In the first second the light at cell (1, 1) would be on. And in the 5th second the cell (3, 1) would be on. Now, Fibsieve is trying to predict which cell will light up at a certain time (given in seconds).

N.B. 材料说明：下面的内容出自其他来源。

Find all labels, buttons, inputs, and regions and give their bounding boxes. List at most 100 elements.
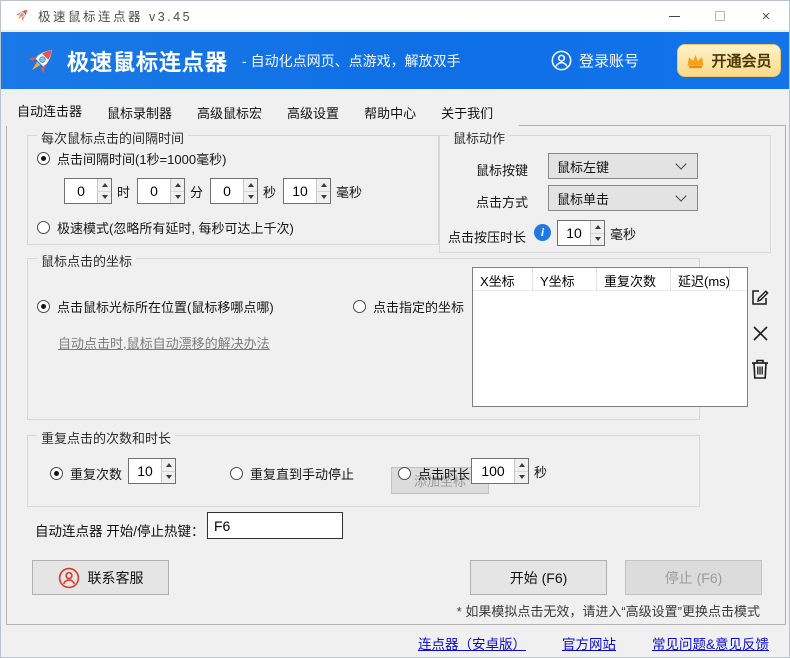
column-header-delay[interactable]: 延迟(ms) [671,268,730,291]
spin-down-icon[interactable] [515,472,528,484]
radio-interval-time[interactable]: 点击间隔时间(1秒=1000毫秒) [37,149,226,168]
press-duration-stepper[interactable]: 10 [557,220,605,246]
tab-auto-clicker[interactable]: 自动连击器 [6,98,108,126]
invalid-click-note: * 如果模拟点击无效，请进入“高级设置”更换点击模式 [457,601,760,620]
radio-repeat-count-label: 重复次数 [70,464,122,483]
repeat-group-title: 重复点击的次数和时长 [37,428,175,447]
window-title: 极速鼠标连点器 v3.45 [38,6,192,25]
login-label: 登录账号 [579,50,639,71]
spin-down-icon[interactable] [244,192,257,204]
tab-advanced-settings[interactable]: 高级设置 [276,101,365,126]
spin-down-icon[interactable] [591,234,604,246]
remove-coordinate-button[interactable] [749,322,771,344]
interval-group-title: 每次鼠标点击的间隔时间 [37,128,188,147]
millis-unit: 毫秒 [336,182,362,201]
minimize-button[interactable] [651,1,697,31]
radio-cursor-position[interactable]: 点击鼠标光标所在位置(鼠标移哪点哪) [37,297,274,316]
tab-label: 自动连击器 [17,104,82,119]
mouse-button-select[interactable]: 鼠标左键 [548,153,698,179]
app-name: 极速鼠标连点器 [67,45,228,77]
header-banner: 极速鼠标连点器 - 自动化点网页、点游戏，解放双手 登录账号 开通会员 [1,32,789,89]
tab-advanced-macro[interactable]: 高级鼠标宏 [186,101,288,126]
close-button[interactable]: × [743,1,789,31]
mouse-button-value: 鼠标左键 [557,157,677,176]
radio-duration-label: 点击时长 [418,464,470,483]
support-person-icon [58,567,80,589]
spin-up-icon[interactable] [162,459,175,472]
column-header-x[interactable]: X坐标 [473,268,533,291]
trash-icon [750,358,770,380]
drift-help-link[interactable]: 自动点击时,鼠标自动漂移的解决办法 [58,333,270,352]
rocket-logo-icon [25,45,57,77]
coords-group-title: 鼠标点击的坐标 [37,251,136,270]
spin-down-icon[interactable] [162,472,175,484]
tab-bar: 自动连击器 鼠标录制器 高级鼠标宏 高级设置 帮助中心 关于我们 [6,98,507,126]
seconds-stepper[interactable]: 0 [210,178,258,204]
spin-down-icon[interactable] [317,192,330,204]
app-tagline: - 自动化点网页、点游戏，解放双手 [242,51,461,71]
column-header-y[interactable]: Y坐标 [533,268,597,291]
clear-coordinates-button[interactable] [749,358,771,380]
x-icon [752,325,769,342]
radio-fixed-label: 点击指定的坐标 [373,297,464,316]
tab-mouse-recorder[interactable]: 鼠标录制器 [96,101,198,126]
hours-stepper[interactable]: 0 [64,178,112,204]
tab-help-center[interactable]: 帮助中心 [353,101,442,126]
column-header-repeat[interactable]: 重复次数 [597,268,671,291]
contact-support-button[interactable]: 联系客服 [32,560,169,595]
radio-turbo-mode[interactable]: 极速模式(忽略所有延时, 每秒可达上千次) [37,218,294,237]
radio-icon [37,221,50,234]
radio-icon [230,467,243,480]
millis-value: 10 [284,179,316,203]
duration-row: 100 秒 [471,458,554,484]
radio-click-duration[interactable]: 点击时长 [398,464,470,483]
spin-up-icon[interactable] [591,221,604,234]
spin-up-icon[interactable] [515,459,528,472]
maximize-button[interactable] [697,1,743,31]
click-mode-select[interactable]: 鼠标单击 [548,185,698,211]
stop-button[interactable]: 停止 (F6) [625,560,762,595]
chevron-down-icon [675,190,686,201]
hotkey-label: 自动连点器 开始/停止热键： [35,520,205,540]
millis-stepper[interactable]: 10 [283,178,331,204]
spin-down-icon[interactable] [171,192,184,204]
duration-stepper[interactable]: 100 [471,458,529,484]
footer-links: 连点器（安卓版） 官方网站 常见问题&意见反馈 [1,633,789,657]
vip-button[interactable]: 开通会员 [677,44,781,77]
vip-label: 开通会员 [711,50,771,71]
chevron-down-icon [675,158,686,169]
mouse-button-label: 鼠标按键 [476,160,528,179]
hours-unit: 时 [117,182,130,201]
interval-group: 每次鼠标点击的间隔时间 点击间隔时间(1秒=1000毫秒) 0 时 0 分 0 [27,135,439,245]
hours-value: 0 [65,179,97,203]
faq-feedback-link[interactable]: 常见问题&意见反馈 [652,633,769,657]
repeat-count-value: 10 [129,459,161,483]
info-icon[interactable]: i [534,224,551,241]
login-button[interactable]: 登录账号 [551,50,639,71]
repeat-count-row: 10 [128,458,176,484]
hotkey-input[interactable] [207,512,343,539]
spin-up-icon[interactable] [171,179,184,192]
minutes-stepper[interactable]: 0 [137,178,185,204]
spin-up-icon[interactable] [98,179,111,192]
spin-up-icon[interactable] [244,179,257,192]
radio-until-stop-label: 重复直到手动停止 [250,464,354,483]
radio-repeat-count[interactable]: 重复次数 [50,464,122,483]
edit-coordinate-button[interactable] [749,286,771,308]
close-icon: × [762,9,771,24]
tab-label: 帮助中心 [364,106,416,121]
tab-page: 每次鼠标点击的间隔时间 点击间隔时间(1秒=1000毫秒) 0 时 0 分 0 [6,125,786,625]
spin-down-icon[interactable] [98,192,111,204]
android-version-link[interactable]: 连点器（安卓版） [418,633,526,657]
official-website-link[interactable]: 官方网站 [562,633,616,657]
user-icon [551,50,572,71]
press-duration-label: 点击按压时长 [448,227,526,246]
radio-repeat-until-stop[interactable]: 重复直到手动停止 [230,464,354,483]
radio-fixed-coords[interactable]: 点击指定的坐标 [353,297,464,316]
interval-spinners: 0 时 0 分 0 秒 10 毫秒 [64,178,369,204]
repeat-count-stepper[interactable]: 10 [128,458,176,484]
spin-up-icon[interactable] [317,179,330,192]
tab-about-us[interactable]: 关于我们 [430,101,519,126]
start-button[interactable]: 开始 (F6) [470,560,607,595]
coordinates-table[interactable]: X坐标 Y坐标 重复次数 延迟(ms) [472,267,748,407]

Assume that N is large enough.

Input

Input starts with an integer T (≤ 200), denoting the number of test cases.

Each case will contain an integer S (1 ≤ S ≤ 10¹⁵) which stands for the time.

Output

For each case you have to print the case number and two numbers (x, y), the column and the row number.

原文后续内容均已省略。